Même des pays comme l’Iran et le Pakistan ont voté en faveur, rassurés par la politique de ZAKA qui privilégie le traitement des victimes, quelle que soit leur nationalité. « Nous traitons d’abord la victime, puis le meurtrier », a déclaré Meshi Zahav au comité de l’ONU.
À 57 ans, il exprimait son autorité. Père de sept enfants et grand-père, il vivait dans le quartier de Sanhedria à Jérusalem, ses papillotes blanches symbolisant ses racines haredi. Il dirigeait ZAKA avec une détermination inspirée par la foi, chantant ou dansant souvent sur les lieux de catastrophes pour inspirer ses bénévoles, qui fonctionnaient avec un modeste budget annuel de 18 millions de shekels, provenant principalement de dons.
« Cela ne dépend que de la force de la foi. Rien d’autre ne peut motiver un homme à se réveiller la nuit, à quitter sa famille, à voir ce à quoi nous sommes exposés, à accomplir ce travail, puis à rentrer chez lui et à être incapable de parler à sa femme ou de rire avec ses jeunes enfants [pendant des jours après avoir travaillé pour ZAKA] », a-t-il déclaré un jour, réfléchissant à l’impact émotionnel de la mission de ZAKA.
Mais sous ce vernis d’héroïsme se cachait une sombre réalité qui a perduré pendant des décennies. Le documentaire révèle que Meshi Zahav a systématiquement agressé et violé des dizaines de mineurs et d’adultes, organisant des orgies de masse tout en exploitant sa position de pouvoir.
« Dans l’ombre, il y a un autre Yehuda », note un témoignage.
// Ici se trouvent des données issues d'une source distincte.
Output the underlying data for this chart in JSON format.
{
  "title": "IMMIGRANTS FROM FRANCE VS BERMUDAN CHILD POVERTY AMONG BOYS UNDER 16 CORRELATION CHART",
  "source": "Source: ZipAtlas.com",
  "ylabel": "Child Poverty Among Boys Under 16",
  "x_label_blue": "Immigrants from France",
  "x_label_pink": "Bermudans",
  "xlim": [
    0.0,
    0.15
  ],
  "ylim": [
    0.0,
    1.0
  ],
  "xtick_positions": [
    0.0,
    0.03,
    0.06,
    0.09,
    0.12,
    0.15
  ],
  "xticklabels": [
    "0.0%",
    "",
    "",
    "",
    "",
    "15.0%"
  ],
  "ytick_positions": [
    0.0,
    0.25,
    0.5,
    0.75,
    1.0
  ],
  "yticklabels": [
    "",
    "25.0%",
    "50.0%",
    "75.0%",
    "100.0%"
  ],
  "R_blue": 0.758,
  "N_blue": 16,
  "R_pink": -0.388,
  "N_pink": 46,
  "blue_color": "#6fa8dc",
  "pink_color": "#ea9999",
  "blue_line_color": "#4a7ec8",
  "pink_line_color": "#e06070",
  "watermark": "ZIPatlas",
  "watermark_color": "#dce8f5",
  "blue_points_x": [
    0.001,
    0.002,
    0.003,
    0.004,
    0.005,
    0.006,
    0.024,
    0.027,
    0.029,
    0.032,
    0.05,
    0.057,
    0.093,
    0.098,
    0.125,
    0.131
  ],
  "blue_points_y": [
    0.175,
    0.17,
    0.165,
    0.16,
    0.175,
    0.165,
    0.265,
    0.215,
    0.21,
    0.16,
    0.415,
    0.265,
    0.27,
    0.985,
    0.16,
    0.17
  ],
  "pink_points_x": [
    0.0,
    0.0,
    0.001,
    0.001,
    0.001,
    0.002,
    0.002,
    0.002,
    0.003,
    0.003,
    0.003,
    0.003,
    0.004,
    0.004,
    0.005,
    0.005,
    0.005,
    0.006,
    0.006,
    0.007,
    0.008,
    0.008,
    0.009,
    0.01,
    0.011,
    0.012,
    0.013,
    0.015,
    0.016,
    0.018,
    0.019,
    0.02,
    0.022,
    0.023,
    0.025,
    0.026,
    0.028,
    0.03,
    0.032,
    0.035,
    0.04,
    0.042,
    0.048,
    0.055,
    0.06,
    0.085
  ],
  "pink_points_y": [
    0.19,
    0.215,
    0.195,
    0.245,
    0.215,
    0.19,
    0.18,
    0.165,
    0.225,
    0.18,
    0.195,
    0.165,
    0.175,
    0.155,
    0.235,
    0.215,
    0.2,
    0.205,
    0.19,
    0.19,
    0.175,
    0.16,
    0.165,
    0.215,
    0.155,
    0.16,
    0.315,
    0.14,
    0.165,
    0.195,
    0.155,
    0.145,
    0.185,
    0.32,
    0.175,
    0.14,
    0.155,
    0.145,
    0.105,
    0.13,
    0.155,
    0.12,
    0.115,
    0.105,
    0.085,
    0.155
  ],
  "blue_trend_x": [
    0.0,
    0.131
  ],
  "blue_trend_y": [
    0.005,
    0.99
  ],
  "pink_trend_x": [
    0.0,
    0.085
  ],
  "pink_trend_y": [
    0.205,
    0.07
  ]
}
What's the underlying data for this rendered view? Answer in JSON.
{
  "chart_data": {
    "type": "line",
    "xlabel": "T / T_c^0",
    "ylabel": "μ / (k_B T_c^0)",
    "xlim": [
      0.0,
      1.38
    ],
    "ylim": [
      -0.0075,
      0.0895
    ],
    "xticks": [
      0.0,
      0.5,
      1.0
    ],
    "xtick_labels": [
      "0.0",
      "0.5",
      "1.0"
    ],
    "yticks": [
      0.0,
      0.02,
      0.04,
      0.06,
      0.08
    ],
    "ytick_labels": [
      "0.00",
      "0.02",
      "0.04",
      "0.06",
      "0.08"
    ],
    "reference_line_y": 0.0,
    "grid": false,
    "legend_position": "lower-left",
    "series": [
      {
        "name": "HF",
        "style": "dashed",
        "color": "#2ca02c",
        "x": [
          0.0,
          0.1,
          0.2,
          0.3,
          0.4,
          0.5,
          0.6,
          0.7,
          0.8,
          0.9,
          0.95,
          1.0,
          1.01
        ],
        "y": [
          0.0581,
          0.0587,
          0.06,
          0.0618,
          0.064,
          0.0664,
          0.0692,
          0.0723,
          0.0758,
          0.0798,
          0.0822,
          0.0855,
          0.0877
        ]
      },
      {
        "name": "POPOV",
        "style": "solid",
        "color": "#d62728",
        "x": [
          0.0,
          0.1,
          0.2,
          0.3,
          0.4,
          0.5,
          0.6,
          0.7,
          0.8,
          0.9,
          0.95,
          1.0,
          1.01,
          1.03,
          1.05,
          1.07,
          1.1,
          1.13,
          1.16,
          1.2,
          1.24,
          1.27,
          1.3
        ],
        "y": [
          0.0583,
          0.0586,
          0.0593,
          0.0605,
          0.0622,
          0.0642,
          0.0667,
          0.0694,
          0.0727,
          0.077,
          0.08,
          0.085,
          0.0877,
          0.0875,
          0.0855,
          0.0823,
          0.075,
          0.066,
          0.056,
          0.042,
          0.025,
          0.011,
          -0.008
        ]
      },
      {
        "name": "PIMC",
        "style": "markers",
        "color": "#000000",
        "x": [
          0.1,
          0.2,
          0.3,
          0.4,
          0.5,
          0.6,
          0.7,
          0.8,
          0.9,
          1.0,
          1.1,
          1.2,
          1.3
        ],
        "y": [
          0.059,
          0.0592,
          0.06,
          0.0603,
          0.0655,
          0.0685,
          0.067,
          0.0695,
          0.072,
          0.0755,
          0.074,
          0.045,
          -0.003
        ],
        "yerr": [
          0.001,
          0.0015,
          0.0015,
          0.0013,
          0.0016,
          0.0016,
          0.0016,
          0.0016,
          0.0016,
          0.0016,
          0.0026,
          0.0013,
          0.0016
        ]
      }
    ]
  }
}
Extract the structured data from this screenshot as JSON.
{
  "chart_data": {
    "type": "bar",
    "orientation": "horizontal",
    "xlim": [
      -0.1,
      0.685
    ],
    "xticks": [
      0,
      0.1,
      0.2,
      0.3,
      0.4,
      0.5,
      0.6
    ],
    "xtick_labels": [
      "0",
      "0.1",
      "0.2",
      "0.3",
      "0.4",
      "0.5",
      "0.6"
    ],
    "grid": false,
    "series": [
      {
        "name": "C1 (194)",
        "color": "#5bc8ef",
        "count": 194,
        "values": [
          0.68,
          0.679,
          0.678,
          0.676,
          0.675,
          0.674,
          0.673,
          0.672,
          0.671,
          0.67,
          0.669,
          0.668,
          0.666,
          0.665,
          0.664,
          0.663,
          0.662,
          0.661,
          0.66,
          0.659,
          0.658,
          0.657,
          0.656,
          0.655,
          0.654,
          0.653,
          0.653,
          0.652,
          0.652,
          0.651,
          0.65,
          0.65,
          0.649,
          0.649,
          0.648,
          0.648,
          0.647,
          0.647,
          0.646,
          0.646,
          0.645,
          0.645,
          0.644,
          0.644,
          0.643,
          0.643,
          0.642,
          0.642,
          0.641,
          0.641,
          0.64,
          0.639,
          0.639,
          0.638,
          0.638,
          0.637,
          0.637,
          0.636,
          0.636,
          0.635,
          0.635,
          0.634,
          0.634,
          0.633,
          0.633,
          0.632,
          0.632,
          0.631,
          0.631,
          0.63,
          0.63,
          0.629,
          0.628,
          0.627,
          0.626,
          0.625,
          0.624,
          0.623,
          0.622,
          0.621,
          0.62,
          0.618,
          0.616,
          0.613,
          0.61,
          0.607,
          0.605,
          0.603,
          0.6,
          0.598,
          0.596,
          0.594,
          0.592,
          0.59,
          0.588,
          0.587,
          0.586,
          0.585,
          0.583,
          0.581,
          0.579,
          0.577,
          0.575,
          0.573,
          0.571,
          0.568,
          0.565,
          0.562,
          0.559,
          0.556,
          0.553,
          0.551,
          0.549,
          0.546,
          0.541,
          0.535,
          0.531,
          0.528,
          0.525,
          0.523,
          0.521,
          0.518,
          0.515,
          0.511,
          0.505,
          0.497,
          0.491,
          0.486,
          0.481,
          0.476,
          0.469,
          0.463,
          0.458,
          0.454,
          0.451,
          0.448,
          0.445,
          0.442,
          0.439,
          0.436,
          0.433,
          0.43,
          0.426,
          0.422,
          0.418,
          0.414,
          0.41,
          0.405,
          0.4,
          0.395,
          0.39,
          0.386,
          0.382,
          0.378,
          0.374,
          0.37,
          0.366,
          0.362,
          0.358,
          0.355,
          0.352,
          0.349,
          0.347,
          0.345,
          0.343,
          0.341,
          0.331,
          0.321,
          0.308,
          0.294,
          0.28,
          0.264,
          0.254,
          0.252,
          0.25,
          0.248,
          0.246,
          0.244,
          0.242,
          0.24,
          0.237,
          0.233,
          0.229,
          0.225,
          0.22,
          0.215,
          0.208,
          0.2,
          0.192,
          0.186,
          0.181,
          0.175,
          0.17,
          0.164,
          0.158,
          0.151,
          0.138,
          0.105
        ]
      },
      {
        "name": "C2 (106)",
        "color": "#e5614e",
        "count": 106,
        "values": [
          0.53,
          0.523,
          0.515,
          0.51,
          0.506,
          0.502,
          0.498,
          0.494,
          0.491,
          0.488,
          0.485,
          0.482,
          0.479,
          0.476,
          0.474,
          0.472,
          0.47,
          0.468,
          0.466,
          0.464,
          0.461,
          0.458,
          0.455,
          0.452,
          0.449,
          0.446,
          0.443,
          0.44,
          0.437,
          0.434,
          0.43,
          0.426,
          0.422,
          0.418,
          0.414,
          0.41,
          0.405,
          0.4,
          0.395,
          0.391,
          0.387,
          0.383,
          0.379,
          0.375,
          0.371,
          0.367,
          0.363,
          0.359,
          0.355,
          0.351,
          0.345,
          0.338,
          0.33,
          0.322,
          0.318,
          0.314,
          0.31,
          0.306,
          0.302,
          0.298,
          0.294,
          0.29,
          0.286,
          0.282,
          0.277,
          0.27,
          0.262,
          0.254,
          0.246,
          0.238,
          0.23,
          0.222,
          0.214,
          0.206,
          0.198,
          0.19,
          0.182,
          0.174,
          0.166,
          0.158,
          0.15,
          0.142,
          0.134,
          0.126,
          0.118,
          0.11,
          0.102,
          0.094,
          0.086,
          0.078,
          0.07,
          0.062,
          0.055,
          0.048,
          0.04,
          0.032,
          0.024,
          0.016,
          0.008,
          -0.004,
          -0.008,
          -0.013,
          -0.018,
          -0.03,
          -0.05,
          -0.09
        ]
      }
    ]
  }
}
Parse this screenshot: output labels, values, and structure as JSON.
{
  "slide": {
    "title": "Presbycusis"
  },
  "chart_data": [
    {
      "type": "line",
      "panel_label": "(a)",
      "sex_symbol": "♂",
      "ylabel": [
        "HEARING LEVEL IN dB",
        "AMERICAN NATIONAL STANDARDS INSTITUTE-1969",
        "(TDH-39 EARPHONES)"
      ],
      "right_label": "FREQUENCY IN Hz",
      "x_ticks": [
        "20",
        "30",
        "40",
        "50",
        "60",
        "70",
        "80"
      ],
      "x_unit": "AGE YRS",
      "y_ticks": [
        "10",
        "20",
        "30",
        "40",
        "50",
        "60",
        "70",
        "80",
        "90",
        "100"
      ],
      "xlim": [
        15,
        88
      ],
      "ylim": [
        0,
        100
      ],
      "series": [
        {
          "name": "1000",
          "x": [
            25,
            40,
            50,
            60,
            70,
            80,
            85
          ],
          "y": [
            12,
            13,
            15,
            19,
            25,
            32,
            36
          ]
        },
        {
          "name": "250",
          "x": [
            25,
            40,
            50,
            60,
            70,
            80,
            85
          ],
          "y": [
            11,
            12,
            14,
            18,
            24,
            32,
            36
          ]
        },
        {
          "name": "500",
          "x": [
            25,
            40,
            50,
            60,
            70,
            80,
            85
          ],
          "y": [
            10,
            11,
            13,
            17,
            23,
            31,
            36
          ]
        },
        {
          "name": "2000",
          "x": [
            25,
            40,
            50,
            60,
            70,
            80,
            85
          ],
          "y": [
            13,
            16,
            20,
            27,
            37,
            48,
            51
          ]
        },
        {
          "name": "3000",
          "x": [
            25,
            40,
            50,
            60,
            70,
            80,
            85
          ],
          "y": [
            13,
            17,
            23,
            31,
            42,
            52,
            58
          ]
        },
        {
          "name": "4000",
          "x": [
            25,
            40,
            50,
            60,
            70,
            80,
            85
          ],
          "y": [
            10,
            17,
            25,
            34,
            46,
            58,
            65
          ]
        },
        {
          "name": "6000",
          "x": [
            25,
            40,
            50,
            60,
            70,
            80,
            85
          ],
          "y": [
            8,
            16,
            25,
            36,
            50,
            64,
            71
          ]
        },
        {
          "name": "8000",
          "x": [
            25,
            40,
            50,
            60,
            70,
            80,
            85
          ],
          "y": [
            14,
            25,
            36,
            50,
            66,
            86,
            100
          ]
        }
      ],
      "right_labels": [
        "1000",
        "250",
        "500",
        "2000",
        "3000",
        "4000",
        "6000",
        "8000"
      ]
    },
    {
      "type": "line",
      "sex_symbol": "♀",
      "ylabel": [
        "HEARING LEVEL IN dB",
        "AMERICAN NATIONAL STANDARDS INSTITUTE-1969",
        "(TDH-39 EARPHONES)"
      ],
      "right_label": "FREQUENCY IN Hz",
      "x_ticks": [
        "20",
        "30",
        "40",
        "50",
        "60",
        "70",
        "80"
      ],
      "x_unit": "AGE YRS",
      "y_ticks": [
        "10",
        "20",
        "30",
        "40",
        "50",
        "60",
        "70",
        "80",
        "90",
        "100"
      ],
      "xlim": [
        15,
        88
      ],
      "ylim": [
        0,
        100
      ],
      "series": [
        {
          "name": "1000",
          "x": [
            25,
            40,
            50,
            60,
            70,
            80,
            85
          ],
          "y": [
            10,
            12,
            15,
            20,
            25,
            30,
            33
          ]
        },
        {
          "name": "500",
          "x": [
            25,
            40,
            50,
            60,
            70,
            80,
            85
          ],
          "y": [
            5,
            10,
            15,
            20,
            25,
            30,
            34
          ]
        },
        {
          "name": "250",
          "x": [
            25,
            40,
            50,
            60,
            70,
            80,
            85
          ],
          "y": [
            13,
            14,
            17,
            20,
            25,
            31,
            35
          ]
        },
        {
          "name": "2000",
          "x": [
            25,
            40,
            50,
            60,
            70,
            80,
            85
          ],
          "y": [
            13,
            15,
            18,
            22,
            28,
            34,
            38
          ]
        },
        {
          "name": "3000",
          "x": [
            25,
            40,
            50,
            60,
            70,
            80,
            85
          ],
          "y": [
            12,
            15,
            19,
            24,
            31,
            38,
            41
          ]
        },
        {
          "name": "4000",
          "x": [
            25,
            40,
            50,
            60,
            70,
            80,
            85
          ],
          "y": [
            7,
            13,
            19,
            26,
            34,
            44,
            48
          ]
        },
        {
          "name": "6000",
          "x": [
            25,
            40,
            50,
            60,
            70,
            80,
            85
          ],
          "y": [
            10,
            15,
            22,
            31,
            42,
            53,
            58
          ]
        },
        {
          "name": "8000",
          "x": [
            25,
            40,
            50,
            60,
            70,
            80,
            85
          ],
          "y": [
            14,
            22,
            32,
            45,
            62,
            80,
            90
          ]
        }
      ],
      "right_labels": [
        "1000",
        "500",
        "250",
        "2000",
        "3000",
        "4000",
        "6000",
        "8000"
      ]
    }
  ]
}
Des rumeurs sur son comportement prédateur ont circulé dès les années 1980, notamment lors des feux de joie de Lag BaOmer, où il était connu pour « s’en prendre aux gens par derrière ».
Ces rumeurs se sont intensifiées dans les mikvés, où les membres de la communauté ont compris qu’il n’était pas là pour immerger les enfants, mais pour les cibler. « Il venait pour s’en prendre aux enfants », se souvient un témoin, ajoutant qu’il organisait des « croisières » illicites pour de telles activités, un détail révélé par les journalistes Shira Elek et Aharon Rabinowitz, qui précisent également qu’eux-mêmes, avec une source nommée Meshires, ont révélé ces événements.
Dans les premières périodes, « il y avait surtout des garçons et des enfants qui traînaient autour de lui », en particulier à Mea Shearim et dans d’autres quartiers Haredi, où il s’en prenait aux personnes vulnérables.
La réaction de la communauté fut marquée par la peur et le silence. Les parents de Mea Shearim commencèrent à mettre en garde leurs enfants : « Je me souviens que le Rabbi avait rassemblé tous les élèves… et leur avait expliqué : « Yehuda Meshi Zahav fait des bêtises aux enfants. Soyez prudents, ne vous approchez pas de lui, ne lui parlez pas, ne vous moquez pas de lui, ne lui répondez pas, même s’il vous demande l’heure qu’il est » », raconte un ancien élève, se remémorant une assemblée de Talmud Torah de l’époque.
Pourtant, les crimes de Meshi Zahav ont persisté sans être réprimés. « Tout le monde était au courant, et chacun gardait le silence par peur : on craignait sa violence et le groupe qui l’entourait », révèle la série, décrivant un groupe loyal de complices qui « exploitaient leur pouvoir pour contrôler ce qu’ils voulaient ». Ce groupe, souligne le documentaire, l’a aidé à maintenir sa domination, commettant des « actes terribles » tout en régnant par l’intimidation.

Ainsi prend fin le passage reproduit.